Family Magazine

ACLU Challenges Law Banning LGBT Adoption

By Momatlast @momatlast

Written by Aaron Kase

The American Civil Liberties Union is suing in North Carolina to overturn a law banning second-parent adoption, which effectively prevents LGBT partners from adopting their significant others’ children.

The lead plaintiff in the ACLU lawsuit, Marcie Fisher-Borne, has been with her partner Chantelle for 15 years. Each birthed one child during that time. However, neither is the official adopted parent of the other’s child, thanks to a North Carolina law that disallows second-parent adoption if the couple isn’t married.

Effectively this means that LGBT parents can never officially adopt, although it has the effect of blocking co-habitating straight couples from becoming the lawful parents of their partners’ children as well.

“The ability for same-sex parents to adopt a child is a way to get around limitations where gay marriage is not legal,” says Kenneth Altshuler, president of the American Academy of Matrimonial Lawyers. “Without that, you could be raising a child, something happens to the biological parent, and you have no legal rights.

“Even if an adult has raised a child for years or its entire life, without legal adoption there is no way to ensure continued guardianship if the biological parent passes away. “Basically you could get in a position where you have no legal rights to even see the child,” Altshuler says.

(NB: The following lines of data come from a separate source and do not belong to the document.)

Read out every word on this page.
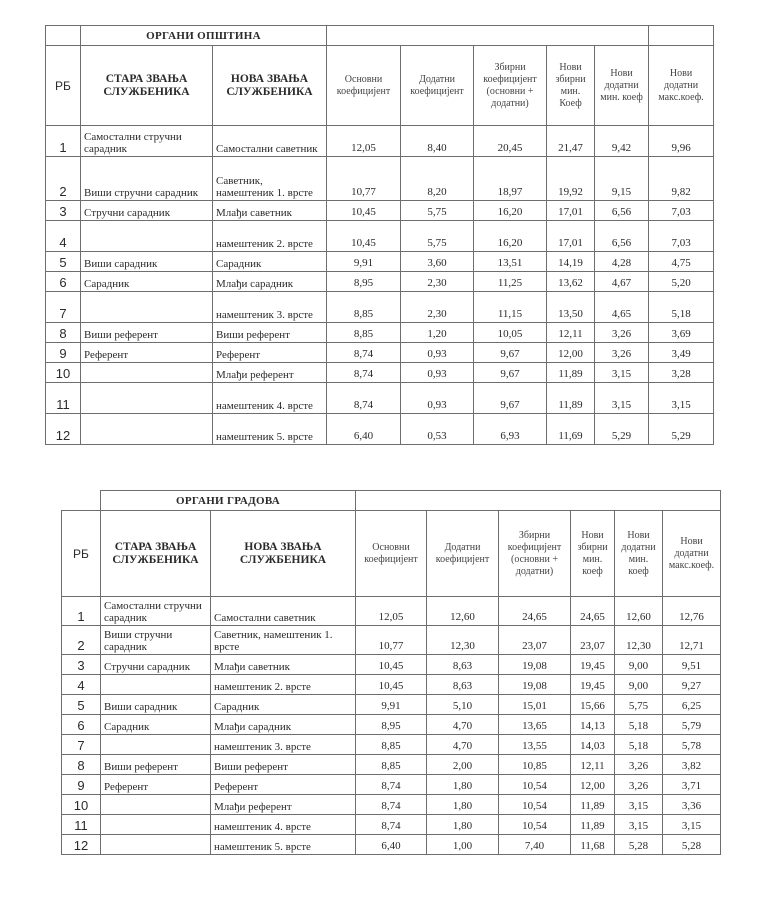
	ОРГАНИ ОПШТИНА							
РБ	СТАРА ЗВАЊА СЛУЖБЕНИКА	НОВА ЗВАЊА СЛУЖБЕНИКА	Основни коефицијент	Додатни коефицијент	Збирни коефицијент (основни + додатни)	Нови збирни мин. Коеф	Нови додатни мин. коеф	Нови додатни макс.коеф.
1	Самостални стручни сарадник	Самостални саветник	12,05	8,40	20,45	21,47	9,42	9,96
2	Виши стручни сарадник	Саветник, намештеник 1. врсте	10,77	8,20	18,97	19,92	9,15	9,82
3	Стручни сарадник	Млађи саветник	10,45	5,75	16,20	17,01	6,56	7,03
4		намештеник 2. врсте	10,45	5,75	16,20	17,01	6,56	7,03
5	Виши сарадник	Сарадник	9,91	3,60	13,51	14,19	4,28	4,75
6	Сарадник	Млађи сарадник	8,95	2,30	11,25	13,62	4,67	5,20
7		намештеник 3. врсте	8,85	2,30	11,15	13,50	4,65	5,18
8	Виши референт	Виши референт	8,85	1,20	10,05	12,11	3,26	3,69
9	Референт	Референт	8,74	0,93	9,67	12,00	3,26	3,49
10		Млађи референт	8,74	0,93	9,67	11,89	3,15	3,28
11		намештеник 4. врсте	8,74	0,93	9,67	11,89	3,15	3,15
12		намештеник 5. врсте	6,40	0,53	6,93	11,69	5,29	5,29
	ОРГАНИ ГРАДОВА							
РБ	СТАРА ЗВАЊА СЛУЖБЕНИКА	НОВА ЗВАЊА СЛУЖБЕНИКА	Основни коефицијент	Додатни коефицијент	Збирни коефицијент (основни + додатни)	Нови збирни мин. коеф	Нови додатни мин. коеф	Нови додатни макс.коеф.
1	Самостални стручни сарадник	Самостални саветник	12,05	12,60	24,65	24,65	12,60	12,76
2	Виши стручни сарадник	Саветник, намештеник 1. врсте	10,77	12,30	23,07	23,07	12,30	12,71
3	Стручни сарадник	Млађи саветник	10,45	8,63	19,08	19,45	9,00	9,51
4		намештеник 2. врсте	10,45	8,63	19,08	19,45	9,00	9,27
5	Виши сарадник	Сарадник	9,91	5,10	15,01	15,66	5,75	6,25
6	Сарадник	Млађи сарадник	8,95	4,70	13,65	14,13	5,18	5,79
7		намештеник 3. врсте	8,85	4,70	13,55	14,03	5,18	5,78
8	Виши референт	Виши референт	8,85	2,00	10,85	12,11	3,26	3,82
9	Референт	Референт	8,74	1,80	10,54	12,00	3,26	3,71
10		Млађи референт	8,74	1,80	10,54	11,89	3,15	3,36
11		намештеник 4. врсте	8,74	1,80	10,54	11,89	3,15	3,15
12		намештеник 5. врсте	6,40	1,00	7,40	11,68	5,28	5,28
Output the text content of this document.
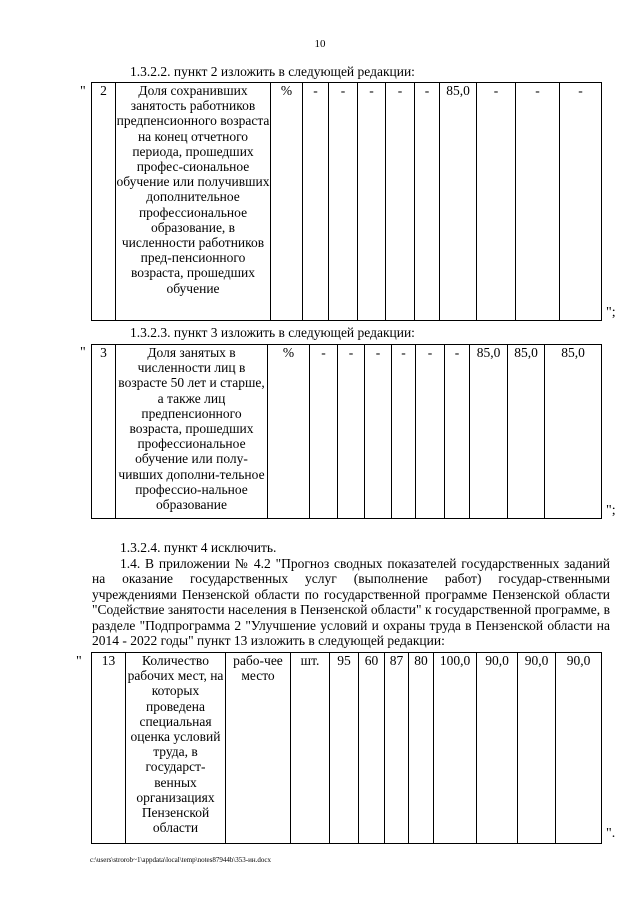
10
1.3.2.2. пункт 2 изложить в следующей редакции:
" 2	Доля сохранивших занятость работников предпенсионного возраста на конец отчетного периода, прошедших профес-сиональное обучение или получивших дополнительное профессиональное образование, в численности работников пред-пенсионного возраста, прошедших обучение	%	-	-	-	-	-	85,0	-	-	-
";
1.3.2.3. пункт 3 изложить в следующей редакции:
" 3	Доля занятых в численности лиц в возрасте 50 лет и старше, а также лиц предпенсионного возраста, прошедших профессиональное обучение или полу-чивших дополни-тельное профессио-нальное образование	%	-	-	-	-	-	-	85,0	85,0	85,0
";
1.3.2.4. пункт 4 исключить.
1.4. В приложении № 4.2 "Прогноз сводных показателей государственных заданий на оказание государственных услуг (выполнение работ) государ-ственными учреждениями Пензенской области по государственной программе Пензенской области "Содействие занятости населения в Пензенской области" к государственной программе, в разделе "Подпрограмма 2 "Улучшение условий и охраны труда в Пензенской области на 2014 - 2022 годы" пункт 13 изложить в следующей редакции:
" 13	Количество рабочих мест, на которых проведена специальная оценка условий труда, в государст-венных организациях Пензенской области	рабо-чее место	шт.	95	60	87	80	100,0	90,0	90,0	90,0
".
c:\users\strorob~1\appdata\local\temp\notes87944b\353-ин.docx
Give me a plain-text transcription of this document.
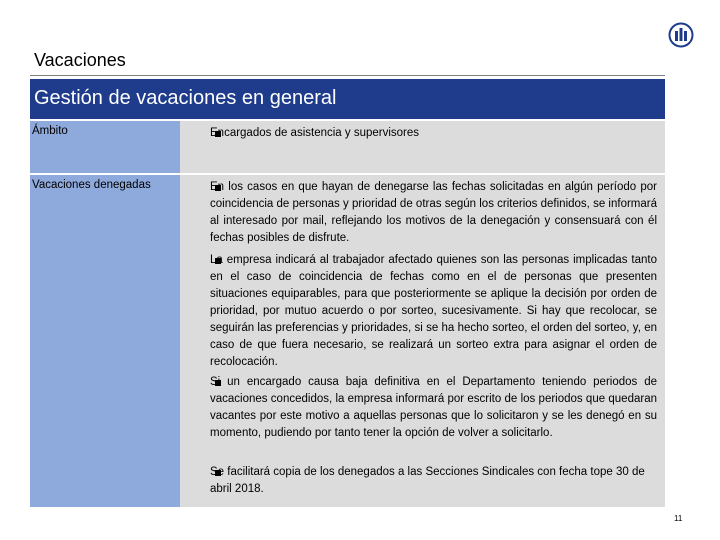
Vacaciones
Gestión de vacaciones en general
Ámbito	Encargados de asistencia y supervisores
Vacaciones denegadas	En los casos en que hayan de denegarse las fechas solicitadas en algún período por coincidencia de personas y prioridad de otras según los criterios definidos, se informará al interesado por mail, reflejando los motivos de la denegación y consensuará con él fechas posibles de disfrute.
La empresa indicará al trabajador afectado quienes son las personas implicadas tanto en el caso de coincidencia de fechas como en el de personas que presenten situaciones equiparables, para que posteriormente se aplique la decisión por orden de prioridad, por mutuo acuerdo o por sorteo, sucesivamente. Si hay que recolocar, se seguirán las preferencias y prioridades, si se ha hecho sorteo, el orden del sorteo, y, en caso de que fuera necesario, se realizará un sorteo extra para asignar el orden de recolocación.
Si un encargado causa baja definitiva en el Departamento teniendo periodos de vacaciones concedidos, la empresa informará por escrito de los periodos que quedaran vacantes por este motivo a aquellas personas que lo solicitaron y se les denegó en su momento, pudiendo por tanto tener la opción de volver a solicitarlo.
Se facilitará copia de los denegados a las Secciones Sindicales con fecha tope 30 de abril 2018.
11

“This is one of the 1000-plus rights under law that a gay parent doesn’t have by gay marriage not being legal.”North Carolina recently passed a constitutional amendment noting that marriage between a man and a woman would be the only form of union recognized in the state.

State by State

The National Center for Lesbian Rights noted that at least 270,000 children are being raised by same-sex couples, a number that is probably under reported. According to the NCLR, Florida was the only state that specifically banned gay people from adoption, but the law was found unconstitutional in 2004. Otherwise, unmarried individuals in all states are free to adopt children whose parents have died or renounced their parental rights (pending review or approval by a court, of course).